El segundo ataque contra la Zanella 200cc también tuvo lugar durante mayo de 2018; en el barrio porteño de Palermo, durante la noche, mientras yo tomaba unas cervezas.

Confiado, luego de recorrer más de treinta kilómetros a máxima velocidad, dejé la motocicleta en un oscuro estacionamiento público sin cámaras. Resultaba improbable que un vehículo me hubiera seguido hasta allí por el ritmo con el que yo manejaba aquella noche.

Pocos minutos antes de estacionar, mientras recorría la zona, creí notar que una persona nos observaba extrañamente.

Pero decidí ignorar aquel presentimiento, porque yo estaba allí con una bella rubia, y sólo quería divertirme.  Tal vez emborracharme.

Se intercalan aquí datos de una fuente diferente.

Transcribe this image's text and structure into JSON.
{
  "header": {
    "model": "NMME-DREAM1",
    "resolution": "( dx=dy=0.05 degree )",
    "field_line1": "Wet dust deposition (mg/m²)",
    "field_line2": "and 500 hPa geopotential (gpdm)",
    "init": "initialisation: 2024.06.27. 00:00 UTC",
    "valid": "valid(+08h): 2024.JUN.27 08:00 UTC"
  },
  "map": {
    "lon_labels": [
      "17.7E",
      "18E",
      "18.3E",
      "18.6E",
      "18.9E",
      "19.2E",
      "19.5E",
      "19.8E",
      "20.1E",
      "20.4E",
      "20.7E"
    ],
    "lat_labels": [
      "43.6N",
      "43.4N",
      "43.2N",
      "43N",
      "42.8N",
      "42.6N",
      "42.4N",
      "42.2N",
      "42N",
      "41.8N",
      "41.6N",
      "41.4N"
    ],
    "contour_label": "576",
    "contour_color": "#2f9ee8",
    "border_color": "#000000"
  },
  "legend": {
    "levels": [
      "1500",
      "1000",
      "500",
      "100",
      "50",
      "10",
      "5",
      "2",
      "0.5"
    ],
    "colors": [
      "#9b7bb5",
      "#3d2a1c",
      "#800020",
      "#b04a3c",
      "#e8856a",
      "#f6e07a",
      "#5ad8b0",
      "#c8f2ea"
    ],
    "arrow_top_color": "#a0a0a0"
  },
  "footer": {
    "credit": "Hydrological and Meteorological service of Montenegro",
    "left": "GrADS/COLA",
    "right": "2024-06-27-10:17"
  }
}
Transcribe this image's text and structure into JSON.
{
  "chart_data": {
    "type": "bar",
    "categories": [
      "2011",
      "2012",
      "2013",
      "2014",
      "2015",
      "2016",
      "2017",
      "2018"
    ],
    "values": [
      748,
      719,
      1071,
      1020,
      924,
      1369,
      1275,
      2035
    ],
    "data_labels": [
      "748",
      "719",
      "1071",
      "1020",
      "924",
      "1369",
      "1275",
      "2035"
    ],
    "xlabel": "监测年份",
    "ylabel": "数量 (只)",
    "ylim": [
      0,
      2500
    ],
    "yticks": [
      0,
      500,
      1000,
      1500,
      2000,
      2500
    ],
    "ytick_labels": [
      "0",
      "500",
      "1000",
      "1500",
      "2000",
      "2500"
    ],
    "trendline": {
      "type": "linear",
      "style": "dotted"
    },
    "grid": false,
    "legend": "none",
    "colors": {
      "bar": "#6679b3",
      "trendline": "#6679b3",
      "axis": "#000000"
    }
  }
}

Una hora y tres botellas después, al salir de aquel moderno antro ubicado bajo un puente ferroviario, intenté arrancar mi motocicleta envuelto en el crudo frío de la madrugada.

El motor prendió.

Pero rápidamente noté los daños.

Esta vez, los hijos de puta que quieren joderme no sólo habían cortado el cable del embrague con un alicate, sino que también trabajaron manualmente sobre la cadena.

Así, inmovilizaron casi definitivamente la motocicleta y -ahora- finalmente pueden controlar mis movimientos con mayor cercanía.

Hay una lista.

Y de eso estoy seguro.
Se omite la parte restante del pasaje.